The hierarchy inside a company reflects its values and priorities. It can be a sensitive topic for CIOs. Who your boss is -- CEO, CFO, COO, someone else -- can color the way other executives view you and your staff.
Conventional wisdom says that the CIO must report to the CEO or risk losing stature, authority and access to the power center of the company. Reporting to the CFO is bad, the theory goes, because IT is then viewed as a nonstrategic operations group where the governing principle is saving money.
That's not always true, argues Dawn Costello, senior vice president of global IT strategy and portfolio management at Wyndham Vacation Ownership.

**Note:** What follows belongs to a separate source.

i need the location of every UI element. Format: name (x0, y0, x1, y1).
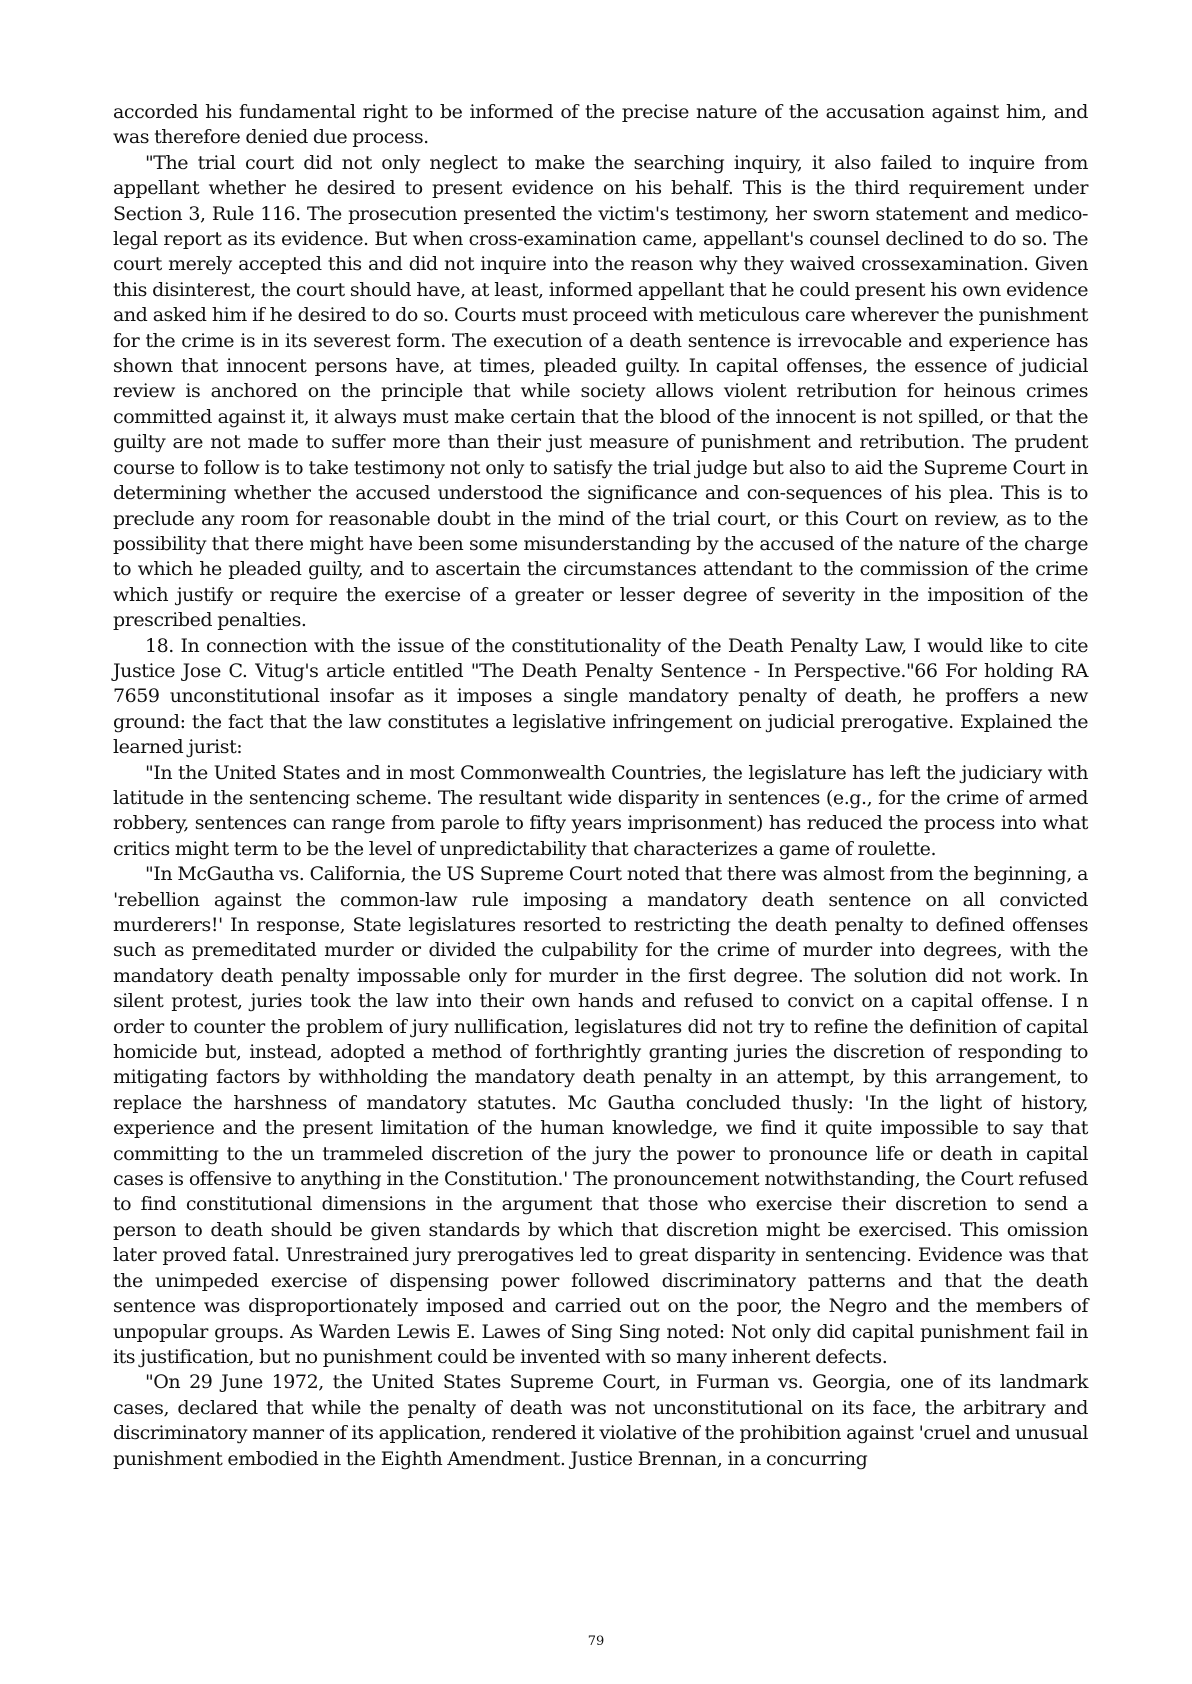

When a CIO reports to finance, the CFO is forced to understand IT because assessment of his own performance will be based in part on IT's success, Costello says. "The CFO becomes a supporter."
Tom Nealon has reported to various senior executives in his 29-year career, during which he led IT for J.C. Penney, Southwest Airlines and Frito-Lay, and been a partner at The Feld Group consultancy. He says titles don't matter, relationships do. No reporting structure automatically diminishes IT, says Nealon, who joins the CIO Hall of Fame this year. "What's more important is whether or not the CIO is able to fully engage with the senior team."
Dave Weick, CIO of McDonald's and another Hall of Fame honoree, reports to the CFO. Fellow CIO Hall of Fame inductee Tim Theriault of Walgreens reports to the CEO and says that "it's a mistake" for CIOs not to. Where the CIO sits "sends a message about the importance of technology to the company," he says.
We'll probably never see an end to the debate simply because reporting structure will never be uniform across companies. Corporate culture, history, personalities, tenure and many other factors determine who reports where. Each CIO will make his own path.